This is only a simulation of my new hat.
Ah, I see you’re admiring my new hat. Yes, it’s quite a fine hat. Where did I get it, you ask?
It was naught but a week ago. Scotland Yard had just dredged another body up from the bog; fifth one this month. A brash young detective (who’d witnessed me solving a string of murders in Zaragoza the year prior) recommended I be brought in.
So they flew me out, first class. Of course, I sneaked into coach, and insisted on providing my own transportation to the station — fresh surroundings keep the reflexes sharp.
By the time I arrived, it was nearly nightfall. A typical winter night: starless and frigid, stray cats chased each other into alleys in search of refuge.
After the formal introductions, I asked to see whatever effects the newest body may have had. Only the stomach contents were available, as all forms of identification — save the teeth — were gone.
Pretty disgusting stuff… but what was this? There was a piece of familiar-looking fabric in one of the Petri dishes. The minute I saw it I instantly remembered a similar pattern on a shirt left in the back seat of the cab I rode there in — a shirt which, if memory serves, was missing a sleeve.
It took less than 20 minutes to track the cab down, and the owner let us conduct a thorough search without complaint. We found the shirt.
Paydirt.
Not only was it the same pattern and material, there was dried blood on it! We ran the DNA against all the criminals in the UK — and found a match. Toby “Legs” Blatherman, a gargantuan deviant with a violent past.
I surmised his shirt had ripped and gotten caught on the victim during the act. He’d then discarded the shirt shortly after discarding the body. So casual. So heartless.
When we raided his home I almost threw up; he was there, pantless, building a toy-sized log cabin out of human fingers. He may have been semi-famous due to his Redwood-like legs, but not even the tallest stilts could save him from the gallows.
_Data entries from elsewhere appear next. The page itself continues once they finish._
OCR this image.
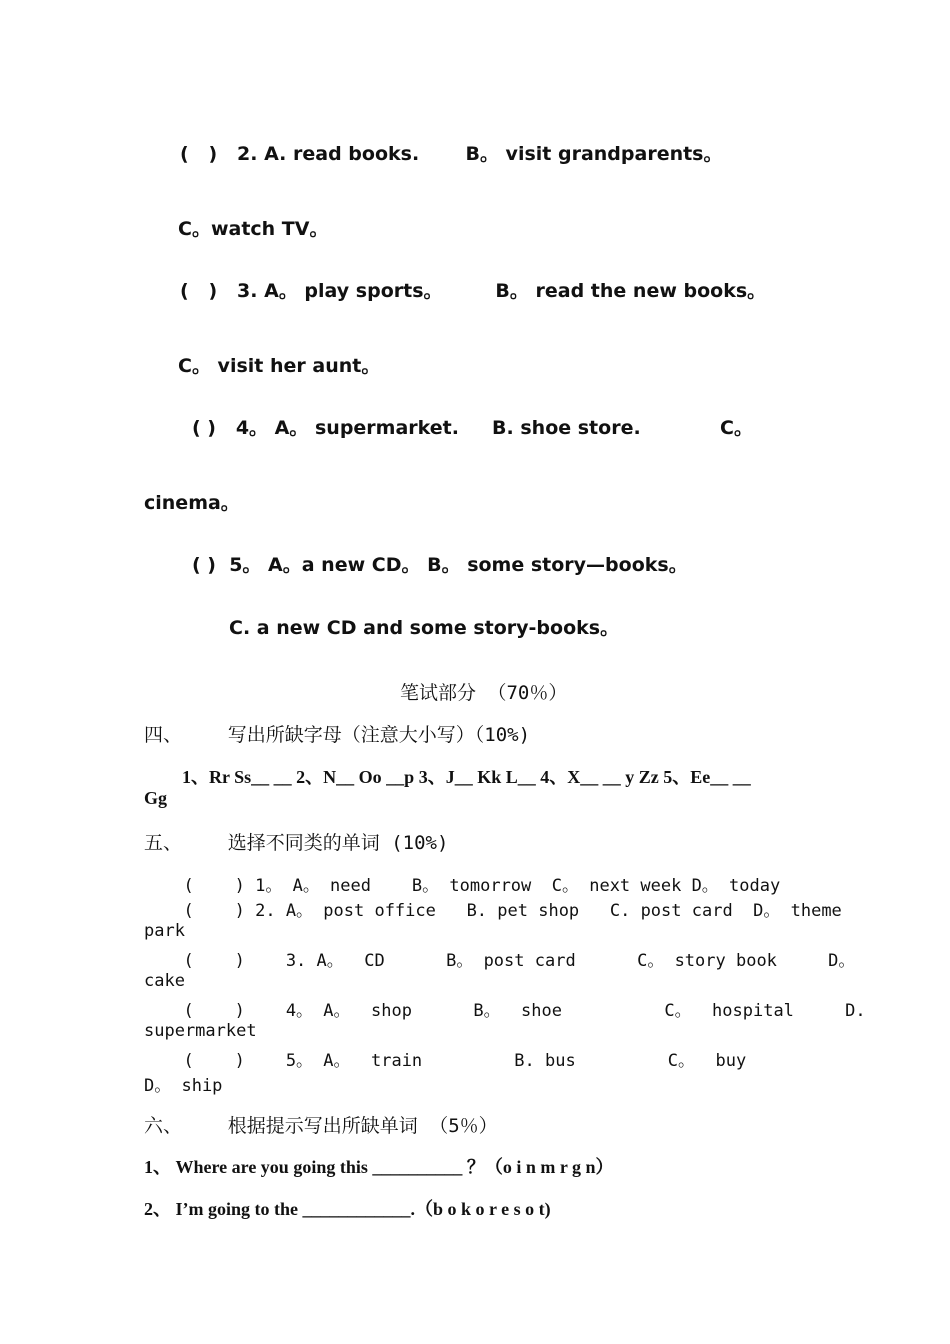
(   )   2. A. read books.       B。 visit grandparents。
C。watch TV。
(   )   3. A。 play sports。        B。 read the new books。
C。 visit her aunt。
( )   4。 A。 supermarket.     B. shoe store.            C。
cinema。
( )  5。 A。a new CD。 B。 some story—books。
C. a new CD and some story-books。
笔试部分 （70％）
四、    写出所缺字母（注意大小写）（10%)
1、Rr Ss__ __ 2、N__ Oo __p 3、J__ Kk L__ 4、X__ __ y Zz 5、Ee__ __
Gg
五、    选择不同类的单词 (10%)
(    ) 1。 A。 need    B。 tomorrow  C。 next week D。 today
(    ) 2. A。 post office   B. pet shop   C. post card  D。 theme
park
(    )    3. A。  CD      B。 post card      C。 story book     D。
cake
(    )    4。 A。  shop      B。  shoe          C。  hospital     D.
supermarket
(    )    5。 A。  train         B. bus         C。  buy
D。 ship
六、    根据提示写出所缺单词 （5％）
1、 Where are you going this __________ ？（o i n m r g n）
2、 I’m going to the ____________.（b o k o r e s o t)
It was a red letter day at headquarters, and I received yet another commendation from the Queen. They offered me a permanent posting, a hefty salary and even a lordship.
But I turned it all down. My only prize, I told them, would be an authentic British flat cap. Unfortunately, the national flat cap supply was completely depleted in preparation for St. Patrick’s Day.
The head lieutenant felt rather guilty about the whole affair, so he quietly bribed the undertaker. They walked me down to the labyrinthine catacombs beneath Scotland Yard, to the stone-cold body of Toby “Legs” Blatherman.
I claimed his spiffy flat cap as my own, and a priest blessed it to expunge any residual evil.
With a tearful farewell, I thanked my new friends for the adventure and they in turn thanked me. I returned stateside, proud of myself and at peace with the world.
But if anyone asks you, I bought this hat at Walmart. Can’t be signing autographs all the time.